§ 16. Considered therefore as a contribution to the theory of the subject, the distinction between Direct and Inverse Probability must be abandoned. When the appropriate statistics are at hand the two classes of problems become identical in method of treatment, and when they are not we have no more right to extract a solution in one case than in the other. The discussion however may serve to direct renewed attention to another and far more important distinction. It will remind us that there is one class of examples to which the calculus of Probability is rightfully applied, because statistical data are all we have to judge by; whereas there are other examples in regard to which, if we will insist upon making use of these rules, we may either be deliberately abandoning the opportunity of getting far more trustworthy information by other means, or we may be obtaining solutions about matters on which the human intellect has no right to any definite quantitative opinion.

§ 17. The nearest approach to any practical justification of such judgments that I remember to have seen is afforded by cases of which the following example is a specimen:— “Of 10 cases treated by Lister's method, 7 did well and 3 suffered from blood-poisoning: of 14 treated with ordinary dressings, 9 did well and 5 had blood-poisoning; what are the odds that the success of Lister's method was due to chance?”.[8] Or, to put it into other words, a short experience has shown an actual superiority in one method over the other: what are the chances that an indefinitely long experience, under similar conditions, will confirm this superiority?

The proposer treated this as a ‘bag and balls’ problem, analogous to the following: 10 balls from one bag gave 7 white and 3 black, 14 from another bag gave 9 white and 5 black: what is the chance that the actual ratio of white to black balls was greater in the former than in the latter?—this actual ratio being of course considered a true indication of what would be the ultimate proportions of white and black drawings. This seems to me to be the only reasonable way of treating the problem, if it is to be considered capable of numerical solution at all.

Of course the inevitable assumption has to be made here about the equal prevalence of the different possible kinds of bag,—or, as the supporters of the justice of the calculation would put it, of the obligation to assume the equal à priori likelihood of each kind,—but I think that in this particular example the arbitrariness of the assumption is less than usual. This is because the problem discusses simply a balance between two extremely similar cases, and there is a certain set-off against each other of the objectionable assumptions on each side. Had one set of experiments only been proposed, and had we been asked to evaluate the probability of continued repetition of them confirming their verdict, I should have felt all the scruples I have already mentioned.
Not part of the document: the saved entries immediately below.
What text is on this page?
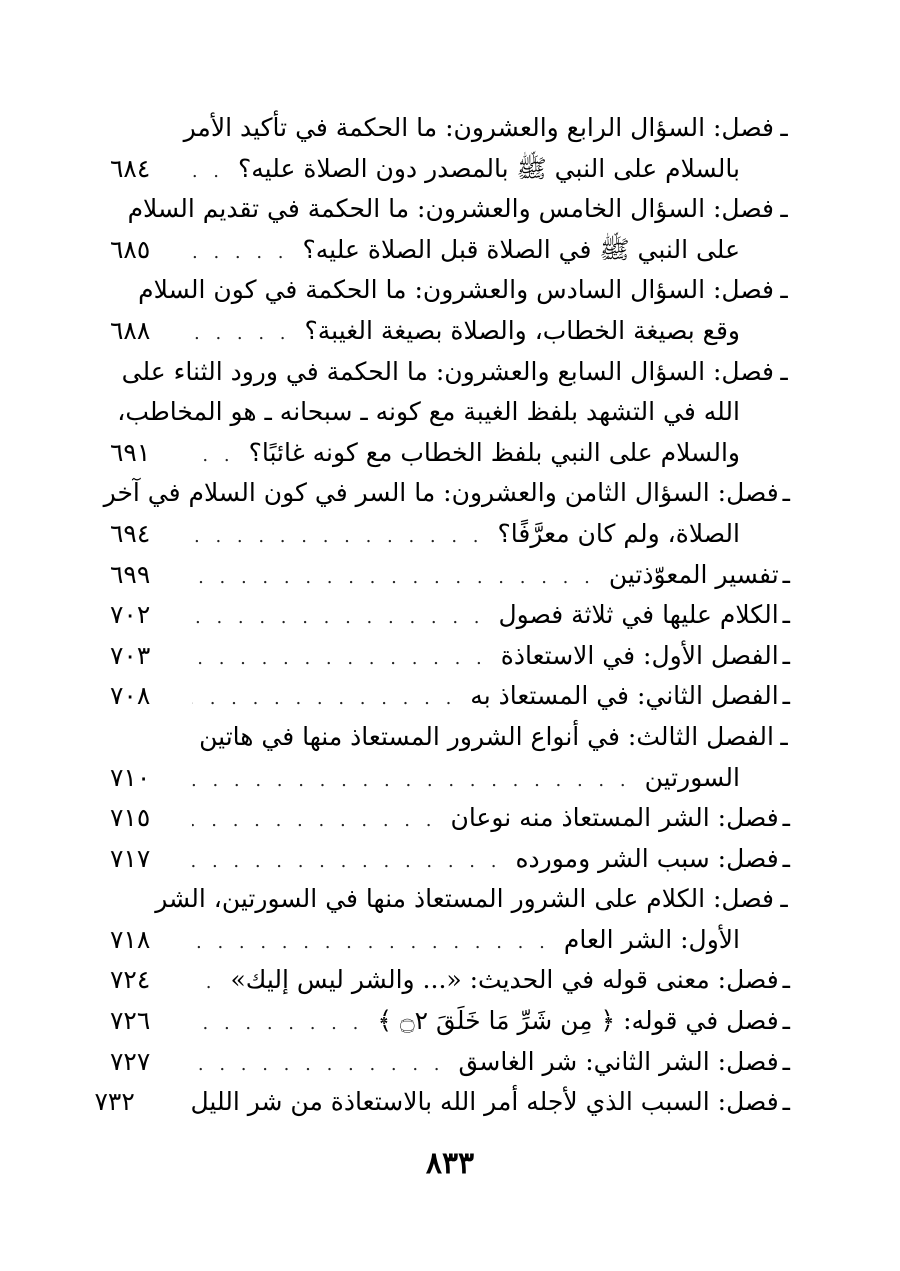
ـ
فصل: السؤال الرابع والعشرون: ما الحكمة في تأكيد الأمر
بالسلام على النبي ﷺ بالمصدر دون الصلاة عليه؟
. . .
٦٨٤
ـ
فصل: السؤال الخامس والعشرون: ما الحكمة في تقديم السلام
على النبي ﷺ في الصلاة قبل الصلاة عليه؟
. . .
٦٨٥
ـ
فصل: السؤال السادس والعشرون: ما الحكمة في كون السلام
وقع بصيغة الخطاب، والصلاة بصيغة الغيبة؟
. . .
٦٨٨
ـ
فصل: السؤال السابع والعشرون: ما الحكمة في ورود الثناء على
الله في التشهد بلفظ الغيبة مع كونه ـ سبحانه ـ هو المخاطب،
والسلام على النبي بلفظ الخطاب مع كونه غائبًا؟
. . .
٦٩١
ـ
فصل: السؤال الثامن والعشرون: ما السر في كون السلام في آخر
الصلاة، ولم كان معرَّفًا؟
. . .
٦٩٤
ـ
تفسير المعوّذتين
. . .
٦٩٩
ـ
الكلام عليها في ثلاثة فصول
. . .
٧٠٢
ـ
الفصل الأول: في الاستعاذة
. . .
٧٠٣
ـ
الفصل الثاني: في المستعاذ به
. . .
٧٠٨
ـ
الفصل الثالث: في أنواع الشرور المستعاذ منها في هاتين
السورتين
. . .
٧١٠
ـ
فصل: الشر المستعاذ منه نوعان
. . .
٧١٥
ـ
فصل: سبب الشر ومورده
. . .
٧١٧
ـ
فصل: الكلام على الشرور المستعاذ منها في السورتين، الشر
الأول: الشر العام
. . .
٧١٨
ـ
فصل: معنى قوله في الحديث: «... والشر ليس إليك»
. . .
٧٢٤
ـ
فصل في قوله: ﴿ مِن شَرِّ مَا خَلَقَ ۝٢ ﴾
. . .
٧٢٦
ـ
فصل: الشر الثاني: شر الغاسق
. . .
٧٢٧
ـ
فصل: السبب الذي لأجله أمر الله بالاستعاذة من شر الليل
٧٣٢
٨٣٣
But here we have got two sets of experiments carried on under almost exactly similar circumstances, and there is therefore less arbitrariness in assuming that their unknown conditions are tolerably equally prevalent.

§ 18. Examples of the description commonly introduced seem objectionable enough, but if we wish to realize to its full extent the vagueness of some of the problems submitted to this Inverse Probability, we have not far to seek. In natural as in artificial examples, where statistics are unattainable the enquiry becomes utterly hopeless, and all attempts at laying down rules for calculation must be abandoned. Take, for instance, the question which has given rise to some discussion,[9] whether such and such groups of stars are or are not to be regarded as the results of an accidental distribution; or the still wider and vaguer question, whether such and such things, or say the world itself, have been produced by chance?

In cases of this kind the insuperable difficulty is in determining what sense exactly is to be attached to the words ‘accidental’ and ‘random’ which enter into the discussion. Some account was given, in the fourth chapter, of their scientific and conventional meaning in Probability. There seem to be the same objections to generalizing them out of such relation, as there is in metaphysics to talking of the Infinite or the Absolute. Infinite magnitude, or infinite power, one can to some extent comprehend, or at least one may understand what is being talked about, but ‘the infinite’ seems to me a term devoid of meaning. So of anything supposed to have been produced at random: tell us the nature of the agency, the limits of its randomness and so on, and we can venture upon the problem, but without such data we know not what to do. The further consideration of such a problem might, I think, without arrogance be relegated to the Chapter on Fallacies. Accordingly any further remarks which I have to make upon the subject will be found there, and at the conclusion of the chapter on Causation and Design.

[1] It might be more accurate to speak of ‘incompatible hypotheses with respect to any individual case’, or ‘mutually exclusive classes of events’.

[2] The examples, of this kind, referring to human mortality are taken from the Carlisle tables. These differ considerably, as is well known, from other tables, but we have the high authority of De Morgan for regarding them as the best representative of the average mortality of the English middle classes at the present day.

[3] I say, almost any proportion, because, as may easily be seen, arithmetic imposes certain restrictions upon the assumptions that can be made. We could not, for instance, suppose that all the black-haired men are short-sighted, for in any given batch of men the former are more numerous. But the range of these restrictions is limited, and their existence is not of importance in the above discussion.